Business debt relief may involve getting rid of your debt altogether through bankruptcy. It could also mean having your interest rate or the amount you owe reduced. Debt relief will have a negative impact on your credit score. However, your credit score will also suffer if you’re unable to make your monthly payments. As you can see, deciding to seek debt relief has far-reaching implications. Therefore, you should do thorough research if you’re serious about utilizing it.
When to Seek Debt Relief
Debt relief isn’t a simple fix. It’s a complicated, stressful process, so only look into it when you’ve exhausted all other options. If you can pay off your unsecured debts — credit card debt, personal loans, and medical bills — by budgeting and changing your spending habits, you should.
Consider debt relief if you can’t pay off your unsecured debt within five to seven years, even with severe cuts to your spending. Another way to decide if you should seek debt relief is to calculate your debt-to-income ratio. If your outstanding debt exceeds half your annual gross income, you should consider debt relief.
Your Income and Assets Matter
It’s relatively difficult to qualify for debt relief, and there are no guarantees. You may think you can’t afford to pay back your debt, but your creditors may disagree. They will examine your income, savings, and assets before agreeing to work with you. If you have a high income or money tucked away in a savings or retirement account, they may refuse to provide assistance.
Tax Debt Relief Is Possible
It’s a common misconception that the IRS refuses to work with people who owe back taxes. While it’s a complicated process that often requires professional guidance, the IRS often works with people who owe back taxes. If you qualify for tax debt relief, the IRS may offer you an Offer in Compromise, which will allow you to settle your tax debt for less than you owe.

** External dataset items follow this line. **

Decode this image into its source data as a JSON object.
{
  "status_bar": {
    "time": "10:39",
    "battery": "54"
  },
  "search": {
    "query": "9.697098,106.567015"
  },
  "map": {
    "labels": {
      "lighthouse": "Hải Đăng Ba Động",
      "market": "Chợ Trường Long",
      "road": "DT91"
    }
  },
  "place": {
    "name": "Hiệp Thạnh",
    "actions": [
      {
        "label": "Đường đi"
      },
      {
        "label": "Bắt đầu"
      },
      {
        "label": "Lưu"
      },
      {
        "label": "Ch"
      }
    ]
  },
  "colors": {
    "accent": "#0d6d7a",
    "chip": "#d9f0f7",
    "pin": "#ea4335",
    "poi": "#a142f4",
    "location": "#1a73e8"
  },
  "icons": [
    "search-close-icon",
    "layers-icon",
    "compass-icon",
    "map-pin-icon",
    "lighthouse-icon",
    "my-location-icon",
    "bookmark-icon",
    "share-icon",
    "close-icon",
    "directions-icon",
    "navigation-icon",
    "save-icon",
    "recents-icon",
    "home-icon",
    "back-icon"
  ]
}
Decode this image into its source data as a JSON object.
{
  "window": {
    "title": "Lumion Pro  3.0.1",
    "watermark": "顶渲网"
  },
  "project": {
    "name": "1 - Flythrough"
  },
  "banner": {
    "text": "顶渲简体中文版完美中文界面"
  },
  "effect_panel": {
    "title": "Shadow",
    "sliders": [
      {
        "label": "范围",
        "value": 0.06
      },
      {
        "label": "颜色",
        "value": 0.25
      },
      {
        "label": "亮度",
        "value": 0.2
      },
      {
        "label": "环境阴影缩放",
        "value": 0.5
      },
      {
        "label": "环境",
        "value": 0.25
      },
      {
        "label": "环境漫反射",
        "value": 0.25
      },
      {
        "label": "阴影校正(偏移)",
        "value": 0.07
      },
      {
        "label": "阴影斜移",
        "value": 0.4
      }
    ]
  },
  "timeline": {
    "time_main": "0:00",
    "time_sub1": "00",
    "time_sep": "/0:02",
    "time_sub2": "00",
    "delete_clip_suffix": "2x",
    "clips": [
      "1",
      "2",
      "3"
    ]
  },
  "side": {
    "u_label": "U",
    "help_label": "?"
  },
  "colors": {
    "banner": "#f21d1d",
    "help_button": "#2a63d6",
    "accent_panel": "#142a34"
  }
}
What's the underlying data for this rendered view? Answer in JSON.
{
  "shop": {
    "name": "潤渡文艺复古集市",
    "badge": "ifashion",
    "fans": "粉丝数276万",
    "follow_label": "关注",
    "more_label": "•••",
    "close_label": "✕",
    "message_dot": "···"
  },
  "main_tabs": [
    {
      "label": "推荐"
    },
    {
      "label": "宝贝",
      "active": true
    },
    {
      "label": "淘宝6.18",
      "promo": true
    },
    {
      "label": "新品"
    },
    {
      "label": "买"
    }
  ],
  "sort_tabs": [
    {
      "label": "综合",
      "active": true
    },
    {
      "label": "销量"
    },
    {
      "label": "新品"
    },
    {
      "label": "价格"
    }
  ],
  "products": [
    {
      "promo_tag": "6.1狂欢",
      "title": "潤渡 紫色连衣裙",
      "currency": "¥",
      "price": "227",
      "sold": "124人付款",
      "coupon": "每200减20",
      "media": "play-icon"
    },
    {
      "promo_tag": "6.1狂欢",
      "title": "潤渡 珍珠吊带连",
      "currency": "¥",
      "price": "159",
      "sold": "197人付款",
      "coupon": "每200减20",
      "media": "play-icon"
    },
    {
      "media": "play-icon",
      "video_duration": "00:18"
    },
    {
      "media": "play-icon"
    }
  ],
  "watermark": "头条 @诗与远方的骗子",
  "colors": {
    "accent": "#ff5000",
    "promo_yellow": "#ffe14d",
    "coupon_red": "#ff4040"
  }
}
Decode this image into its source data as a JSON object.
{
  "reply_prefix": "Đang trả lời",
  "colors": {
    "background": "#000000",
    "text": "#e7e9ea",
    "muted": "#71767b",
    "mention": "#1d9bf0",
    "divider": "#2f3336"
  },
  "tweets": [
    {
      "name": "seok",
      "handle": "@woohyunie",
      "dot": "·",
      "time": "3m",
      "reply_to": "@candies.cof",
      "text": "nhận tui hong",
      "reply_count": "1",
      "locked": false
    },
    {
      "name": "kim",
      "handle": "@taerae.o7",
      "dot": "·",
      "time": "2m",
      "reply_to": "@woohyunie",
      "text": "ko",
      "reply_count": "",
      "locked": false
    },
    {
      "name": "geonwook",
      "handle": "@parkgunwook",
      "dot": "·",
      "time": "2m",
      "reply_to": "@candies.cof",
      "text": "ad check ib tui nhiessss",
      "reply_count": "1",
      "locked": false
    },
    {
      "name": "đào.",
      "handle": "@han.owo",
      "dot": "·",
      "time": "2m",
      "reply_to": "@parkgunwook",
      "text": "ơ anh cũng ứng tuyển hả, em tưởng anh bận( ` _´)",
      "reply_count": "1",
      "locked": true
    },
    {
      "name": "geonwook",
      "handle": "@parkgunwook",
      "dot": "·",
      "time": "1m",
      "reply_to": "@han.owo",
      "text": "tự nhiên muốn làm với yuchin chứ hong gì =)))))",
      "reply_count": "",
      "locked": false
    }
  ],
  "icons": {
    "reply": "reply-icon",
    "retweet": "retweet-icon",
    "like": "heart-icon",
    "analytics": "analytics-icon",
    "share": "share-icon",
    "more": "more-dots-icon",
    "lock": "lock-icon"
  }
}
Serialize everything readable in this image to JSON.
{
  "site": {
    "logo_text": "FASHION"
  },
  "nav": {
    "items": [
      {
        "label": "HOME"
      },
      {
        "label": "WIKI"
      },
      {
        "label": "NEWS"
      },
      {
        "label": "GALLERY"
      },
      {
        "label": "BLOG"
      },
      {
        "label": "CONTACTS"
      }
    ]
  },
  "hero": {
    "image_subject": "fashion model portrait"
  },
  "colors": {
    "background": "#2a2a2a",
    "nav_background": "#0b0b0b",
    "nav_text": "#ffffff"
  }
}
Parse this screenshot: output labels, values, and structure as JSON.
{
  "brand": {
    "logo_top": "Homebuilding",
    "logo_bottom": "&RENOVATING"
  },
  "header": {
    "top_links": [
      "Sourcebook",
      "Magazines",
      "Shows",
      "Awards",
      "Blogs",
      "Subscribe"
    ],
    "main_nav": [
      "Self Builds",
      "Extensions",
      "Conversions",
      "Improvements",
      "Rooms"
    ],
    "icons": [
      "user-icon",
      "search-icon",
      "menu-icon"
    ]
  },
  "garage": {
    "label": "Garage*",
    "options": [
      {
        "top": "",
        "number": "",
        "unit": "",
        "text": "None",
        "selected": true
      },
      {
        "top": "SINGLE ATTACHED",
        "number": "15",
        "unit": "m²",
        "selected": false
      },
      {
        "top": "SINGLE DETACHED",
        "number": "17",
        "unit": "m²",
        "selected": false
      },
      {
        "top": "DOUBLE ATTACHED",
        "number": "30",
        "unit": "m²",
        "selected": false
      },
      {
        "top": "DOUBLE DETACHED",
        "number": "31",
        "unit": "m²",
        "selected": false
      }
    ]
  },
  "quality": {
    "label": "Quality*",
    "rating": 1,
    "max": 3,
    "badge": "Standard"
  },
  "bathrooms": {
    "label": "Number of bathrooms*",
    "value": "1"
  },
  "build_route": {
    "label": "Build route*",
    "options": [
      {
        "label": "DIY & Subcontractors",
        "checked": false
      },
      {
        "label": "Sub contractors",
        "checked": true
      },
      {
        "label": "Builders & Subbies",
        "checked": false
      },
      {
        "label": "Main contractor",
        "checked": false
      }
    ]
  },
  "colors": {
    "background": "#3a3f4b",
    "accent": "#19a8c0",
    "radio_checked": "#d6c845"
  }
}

Alternatively, the IRS may allow you to set up a payment plan or provide relief from penalties and liens. In some cases, tax debt is dischargeable in bankruptcy, but this is an extreme option that involves many factors.
Business debt relief is an option that may provide a way to save your business and secure a solid financial future. It’s not a quick or an easy fix, but it may offer a solution to difficult financial issues for some business owners.